Spam filtering is an exercise in trade-offs. There are many different technological approaches to the problem, and some are implemented better than others. But the different approaches also have their own inherent problems, and your tolerance of those problems is part of the equation in deciding whether the approach is a good one.
One of the more interesting approaches to spam filtering is challenge-response. The idea is that other people need permission to send you email and the product maintains a whitelist of such people. When someone not on the list sends you mail, the mail is held (at least for a while) and the sender is sent a message asking them to fill out a form, answer a question, and so on. In some cases, the user need only fill out the form, thereby proving they are not a bot sending out a zillion solicitations for increasing the size of certain body parts. In other cases, the email recipient may actually approve or decline specific lists of users.
When I reviewed a bunch of personal antispam tools for PC Magazine many months ago we only ended up reviewing one challenge-response product, Matador from MailFrontier Inc. Its a cute implementation and theres a lot to like technically about it, but too many challenges were sent out blindly to mailing lists and other bots and to people with whom we wished not to communicate.

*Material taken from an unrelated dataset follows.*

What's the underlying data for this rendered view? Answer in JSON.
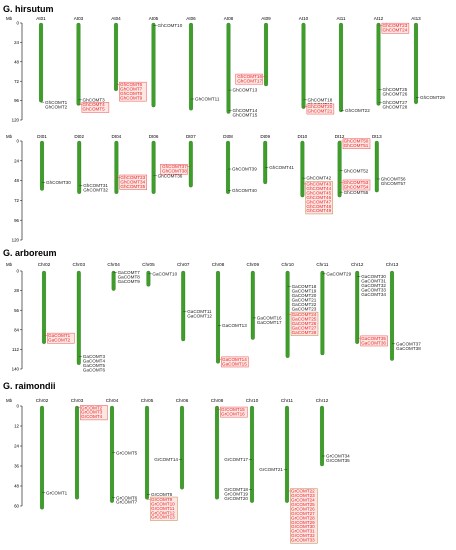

And once again, just the other day, challenge-response got a shot in the arm when the Washington Post reported that Earthlink will offer it to their subscribers. Earthlink is already a leader in blocking spam. We had a high opinion of their filters, based on BrightMail. But as the Earthlink VP quoted in the story says, its really hard to write a good filter and hard to keep it working well.
The Post story also quotes other vendors in the challenge-response field, including an executive of MailBlocks, Inc., about the concept. That same day, MailBlocks put up a press release annoucing that they were suing Earthlink for patent infringement. No news is good news I guess.